Growth and characterization of nanocomposite yttria-stabilized zirconia with Ag and Mo

The effect of metal additions on the structure and properties of nanocrystalline yttria-stabilized zirconia (YSZ) thin films deposited by a hybrid magnetron sputtering/pulsed laser deposition technique was studied. The materials are candidates for use as adaptive, “chameleon” nanocomposites for tribological applications subjected to thermal cycling up to high (700 °C) temperatures. The composition, structure and mechanical properties of the films were characterized with X-ray photoelectron spectroscopy, electron dispersive spectroscopy scanning electron microscopy, high-resolution transmission electron microscopy, X-ray diffraction and nanoindentation.

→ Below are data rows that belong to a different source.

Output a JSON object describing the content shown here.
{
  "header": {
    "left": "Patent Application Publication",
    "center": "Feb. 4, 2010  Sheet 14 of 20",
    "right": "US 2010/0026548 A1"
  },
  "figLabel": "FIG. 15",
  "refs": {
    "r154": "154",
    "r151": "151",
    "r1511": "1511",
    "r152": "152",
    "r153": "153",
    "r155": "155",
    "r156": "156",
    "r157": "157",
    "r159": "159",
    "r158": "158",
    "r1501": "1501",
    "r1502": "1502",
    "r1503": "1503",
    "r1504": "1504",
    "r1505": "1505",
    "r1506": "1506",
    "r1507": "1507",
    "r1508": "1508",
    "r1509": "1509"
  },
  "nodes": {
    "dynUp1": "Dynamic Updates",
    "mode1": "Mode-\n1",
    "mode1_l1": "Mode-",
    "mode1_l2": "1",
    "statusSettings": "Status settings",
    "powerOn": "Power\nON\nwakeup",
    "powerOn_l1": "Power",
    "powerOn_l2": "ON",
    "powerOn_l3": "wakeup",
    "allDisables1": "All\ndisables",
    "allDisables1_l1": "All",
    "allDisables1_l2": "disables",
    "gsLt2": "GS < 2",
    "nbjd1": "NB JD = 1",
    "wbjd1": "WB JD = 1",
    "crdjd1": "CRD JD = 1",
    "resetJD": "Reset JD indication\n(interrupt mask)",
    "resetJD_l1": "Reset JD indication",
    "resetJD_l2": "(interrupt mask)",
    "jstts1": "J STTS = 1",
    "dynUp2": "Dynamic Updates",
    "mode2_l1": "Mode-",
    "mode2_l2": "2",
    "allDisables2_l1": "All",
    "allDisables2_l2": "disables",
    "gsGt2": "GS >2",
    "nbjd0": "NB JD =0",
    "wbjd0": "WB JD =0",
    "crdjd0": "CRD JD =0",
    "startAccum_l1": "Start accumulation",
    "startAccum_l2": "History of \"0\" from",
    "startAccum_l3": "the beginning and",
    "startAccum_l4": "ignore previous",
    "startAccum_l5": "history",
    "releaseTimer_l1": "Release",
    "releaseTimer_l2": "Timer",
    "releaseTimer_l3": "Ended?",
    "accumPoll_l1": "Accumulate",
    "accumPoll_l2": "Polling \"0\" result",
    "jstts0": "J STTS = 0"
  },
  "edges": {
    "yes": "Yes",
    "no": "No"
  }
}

Increasing the metal content of the films by increasing the magnetron power resulted in decreased zirconia grain sizes for films with silver and/or molybdenum additions. The reduced zirconia grain size was attributed to a decrease in the ion-to-atom ratio during deposition. Unlike the YSZ–Ag films that exhibited reduced hardness with increasing metal content, YSZ–Mo film hardness increased from 12 to 17.5 GPa at 15 and 24 at.% molybdenum, respectively. Adding molybdenum to the films resulted in cracks and holes in the film surface indicative of molybdenum oxidation during processing. Adding both silver and molybdenum eliminated the undesirable surface features found in the YSZ–Mo films.